A memória não lhe deu tréguas, veio de mansinho, acusatória, lembrar-lhe como, desde muito cedo, procurou distanciar-se da mãe. Não gostava e evitava andar de mão dada quando saíam, irritava-a que ela aparecesse de surpresa no colégio. Mais recentemente, quando foi preciso preparar o seu casamento e o nascimento do filho, arranjou sempre maneira de lhe dar a entender que estava longe de conduzir a sua vida em função dos seus conselhos. Mas, tão depressa marcava o seu território como logo de seguida a procurava para saber como poderia resolver este ou aquele problema caseiro. Pesava-lhe a culpa pelas crises de afirmação que tantas vezes as separou.

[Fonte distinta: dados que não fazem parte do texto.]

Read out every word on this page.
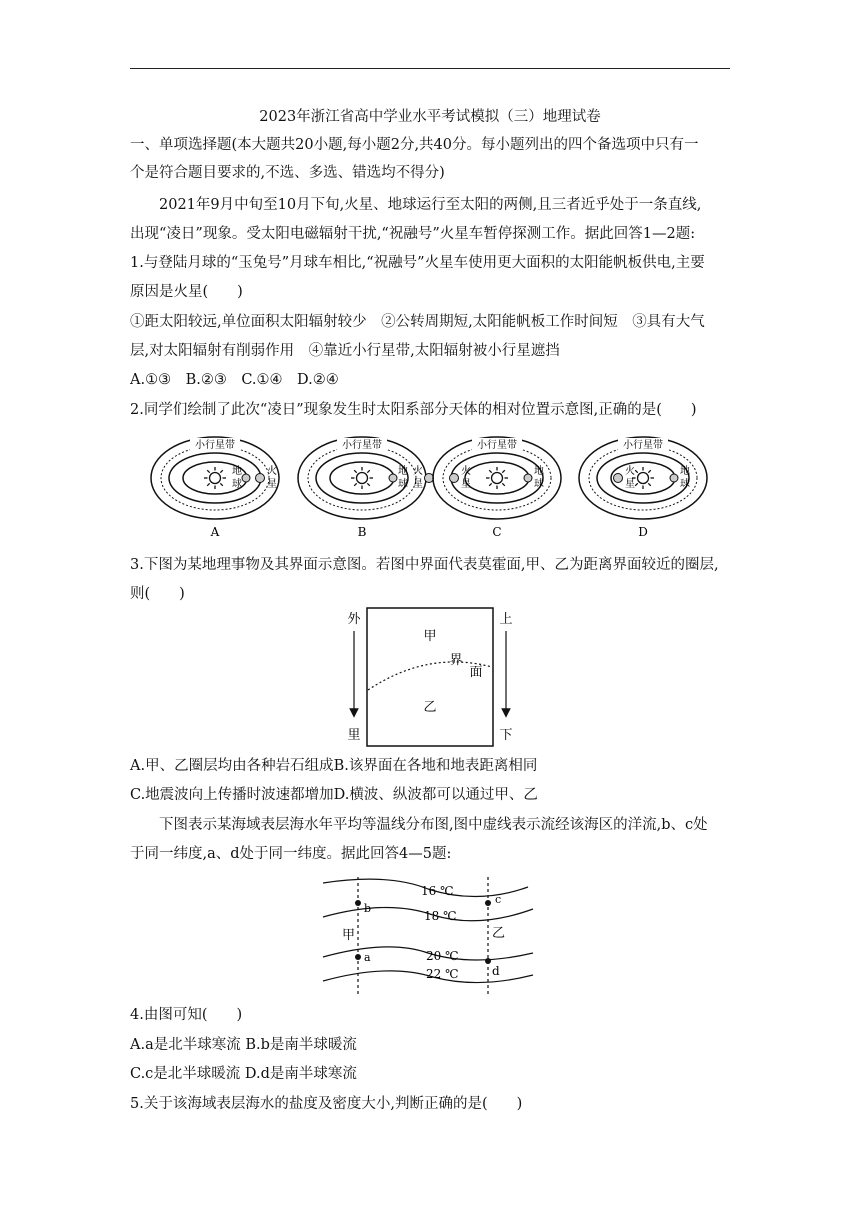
2023年浙江省高中学业水平考试模拟（三）地理试卷
一、单项选择题(本大题共20小题,每小题2分,共40分。每小题列出的四个备选项中只有一
个是符合题目要求的,不选、多选、错选均不得分)
2021年9月中旬至10月下旬,火星、地球运行至太阳的两侧,且三者近乎处于一条直线,
出现“凌日”现象。受太阳电磁辐射干扰,“祝融号”火星车暂停探测工作。据此回答1—2题:
1.与登陆月球的“玉兔号”月球车相比,“祝融号”火星车使用更大面积的太阳能帆板供电,主要
原因是火星(　　)
①距太阳较远,单位面积太阳辐射较少　②公转周期短,太阳能帆板工作时间短　③具有大气
层,对太阳辐射有削弱作用　④靠近小行星带,太阳辐射被小行星遮挡
A.①③　B.②③　C.①④　D.②④
2.同学们绘制了此次“凌日”现象发生时太阳系部分天体的相对位置示意图,正确的是(　　)
小行星带
地
球
火
星
A
小行星带
地
球
火
星
B
小行星带
地
球
火
星
C
小行星带
地
球
火
星
D
3.下图为某地理事物及其界面示意图。若图中界面代表莫霍面,甲、乙为距离界面较近的圈层,
则(　　)
外
里
上
下
甲
乙
界
面
A.甲、乙圈层均由各种岩石组成B.该界面在各地和地表距离相同
C.地震波向上传播时波速都增加D.横波、纵波都可以通过甲、乙
下图表示某海域表层海水年平均等温线分布图,图中虚线表示流经该海区的洋流,b、c处
于同一纬度,a、d处于同一纬度。据此回答4—5题:
b
a
c
d
甲	乙
16 ℃
18 ℃
20 ℃
22 ℃
4.由图可知(　　)
A.a是北半球寒流 B.b是南半球暖流
C.c是北半球暖流 D.d是南半球寒流
5.关于该海域表层海水的盐度及密度大小,判断正确的是(　　)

Desde que saíram do consultório que a mãe ainda não a olhara de frente; o que estaria ela a pensar e a sentir? Invadiu-a uma enorme compaixão, e, quando finalmente se encararam, perceberam que tinham de encurtar a distância entre elas. Entregaram-se num abraço apertado.

Desde há sete anos que vivem um dia de cada vez, cada dia que passa é mais um dia que viveram juntas. É este o sentido da vida para aquela família - viverem mais um dia juntas, estarem próximas.

Maria deixou de querer fugir para longe. No momento em que fisicamente a mãe partir e definitivamente se separarem, ela quer estar perto - só pode estar perto.